No matter what your situation entails, divorce is always a big decision. You might be able to handle your case if the issues involved are fairly simple. On the other hand, most divorces require the help of an experienced family law attorney. However, before filing for divorce in Arizona, either spouse must satisfy the residency requirement by living in the state for at least 90 days.
Arizona divorce law recognizes "no-fault" divorces where no specific reason (or ground) for the divorce is stated. The spouses seek a divorce because the marriage is "irretrievably broken." On the other hand, couples who entered into a "covenant marriage" must file a fault-based divorce, which requires the filing spouse to list the reason for the divorce. Fault-based grounds in Arizona include:
- One spouse has committed a felony resulting in imprisonment
- Habitual drug or alcohol abuse
- Physical or sexual abuse
- Abandonment for at least one year
- Living separately and apart for at least two years
- The parties have been granted a legal separation and have lived apart for at least one year
- The parties both agree to dissolve the marriage
How to Begin
In Arizona, one spouse must start the case in the Superior Court. The court case must begin in the county where the spouse requesting the divorce lives. The requesting spouse must file a "Petition" with the Clerk of Superior Court. There is a filing fee that must be paid to the Clerk of Superior Court, but if the Petitioner cannot pay the fee, he or she can request that the court defer or waive it. This request must be made it writing to the clerk's office.

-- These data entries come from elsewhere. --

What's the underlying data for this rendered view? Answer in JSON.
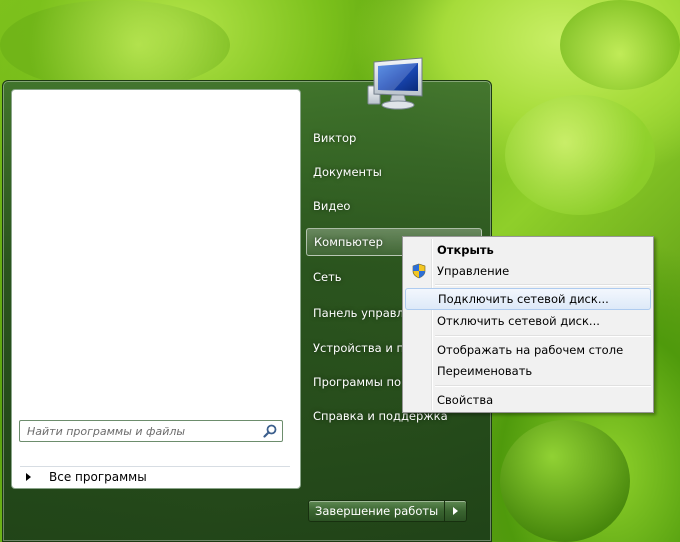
{
  "start_menu": {
    "all_programs_label": "Все программы",
    "search": {
      "placeholder": "Найти программы и файлы",
      "value": ""
    },
    "right_items": [
      {
        "label": "Виктор"
      },
      {
        "label": "Документы"
      },
      {
        "label": "Видео"
      },
      {
        "label": "Компьютер"
      },
      {
        "label": "Сеть"
      },
      {
        "label": "Панель управления"
      },
      {
        "label": "Устройства и принтеры"
      },
      {
        "label": "Программы по умолчанию"
      },
      {
        "label": "Справка и поддержка"
      }
    ],
    "shutdown_label": "Завершение работы"
  },
  "context_menu": {
    "items": [
      {
        "label": "Открыть",
        "bold": true
      },
      {
        "label": "Управление",
        "icon": "uac-shield-icon"
      },
      {
        "label": "Подключить сетевой диск...",
        "hover": true
      },
      {
        "label": "Отключить сетевой диск..."
      },
      {
        "label": "Отображать на рабочем столе"
      },
      {
        "label": "Переименовать"
      },
      {
        "label": "Свойства"
      }
    ]
  },
  "icons": {
    "user_picture": "computer-monitor-icon",
    "search": "magnifier-icon",
    "shutdown_arrow": "triangle-right-icon"
  },
  "colors": {
    "menu_glass": "#2f5a26",
    "context_hover": "#dde9f8",
    "wallpaper_green": "#7fc11c"
  }
}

In Arizona, if both parties agree on the most important terms of the divorce, they may file for an uncontested divorce. The parties can file an Arizona uncontested divorce when there are no children or when the parties agree that only one spouse will have custody of the children. They should also agree on how to divide all marital property and there should be no future retirement benefits to divide. An uncontested divorce is usually the quickest and cheapest option.
The Arizona Legal Aid Society, in collaboration with other efforts, offers a free divorce self-help guide.

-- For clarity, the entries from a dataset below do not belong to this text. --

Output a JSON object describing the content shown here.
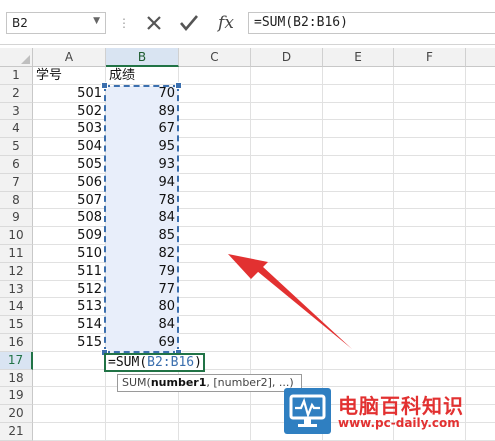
{
  "namebox": {
    "value": "B2"
  },
  "formula_bar": {
    "cancel_icon": "close-icon",
    "enter_icon": "check-icon",
    "fx_label": "fx",
    "formula": "=SUM(B2:B16)"
  },
  "columns": [
    "A",
    "B",
    "C",
    "D",
    "E",
    "F"
  ],
  "rows": [
    "1",
    "2",
    "3",
    "4",
    "5",
    "6",
    "7",
    "8",
    "9",
    "10",
    "11",
    "12",
    "13",
    "14",
    "15",
    "16",
    "17",
    "18",
    "19",
    "20",
    "21"
  ],
  "cells": {
    "A1": "学号",
    "B1": "成绩",
    "A": [
      "501",
      "502",
      "503",
      "504",
      "505",
      "506",
      "507",
      "508",
      "509",
      "510",
      "511",
      "512",
      "513",
      "514",
      "515"
    ],
    "B": [
      "70",
      "89",
      "67",
      "95",
      "93",
      "94",
      "78",
      "84",
      "85",
      "82",
      "79",
      "77",
      "80",
      "84",
      "69"
    ]
  },
  "active_cell": {
    "prefix": "=SUM(",
    "range": "B2:B16",
    "suffix": ")"
  },
  "tooltip": {
    "fn": "SUM(",
    "arg1": "number1",
    "rest": ", [number2], ...)"
  },
  "watermark": {
    "title": "电脑百科知识",
    "url": "www.pc-daily.com"
  },
  "colors": {
    "excel_green": "#217346",
    "selection_blue": "#3b6fae",
    "arrow_red": "#e23131"
  }
}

- Any debts and obligations attached to the property
- The property's exempt status
- Whether either spouse was convicted of a crime that financially damaged the other person
Alimony, also known as spousal support or spousal maintenance, is payment for the support and maintenance of the other spouse. When the court considers whether or not to award alimony, it considers four factors:
Whether or not a spouse lacks sufficient property (taking into consideration other marital property awarded in the divorce) to provide for his or her needs
Whether a spouse is unable to be self-sufficient because he or she lacks earning ability or has to take care of a child
- If one spouse contributed to the education of the other spouse
- If the marriage was a long one, or if the spouse is too old to gain the kind of employment to allow him or her to be self-sufficient
If the court decides to award alimony, they decide how much based on the following factors:
- The standard of living during the marriage
- The duration of the marriage
- Each party's age and health, along with their earning abilities
- The paying spouse's ability to support himself and the recipient
- The paying spouse's resources as compared to the receiving spouse's resources
- Whether the recipient contributed to the paying spouse's earning ability
- Whether the recipient compromised her career to support the paying spouse's earning ability
- Both side's ability to support any children
- Other financial resources, including marital assets
- Any educational resources available to the recipient spouse
- Whether either side engaged in irresponsible spending
- Health insurance costs for each side
- Whether either spouse was convicted of a crime that resulted in financial damage to a spouse or their kids
Arizona courts award custody based on several considerations, including:
- The child's relationship with his or her parents, siblings or other people in the house
- The child's wishes
- The child's ability to adjust to home and school
- The mental and physical health of people involved
- Which parent is more willing to encourage frequent contact with the other parent
- Whether one parent was the primary caregiver
- Whether one parent used coercion to obtain custody
- Whether a parent complied with the requirements of Arizona custody law
- Whether either parent was convicted of false reporting of abuse under Arizona law
Arizona law expects that both parents will contribute to their children financially.
Before you file, it helps to familiarize yourself with state law and legal procedure. Knowing your legal rights in divorce will put you on equal footing with your spouse. Although you still might feel some level of anxiety, knowing what to expect can help ease the stress and frustration of divorce negotiations.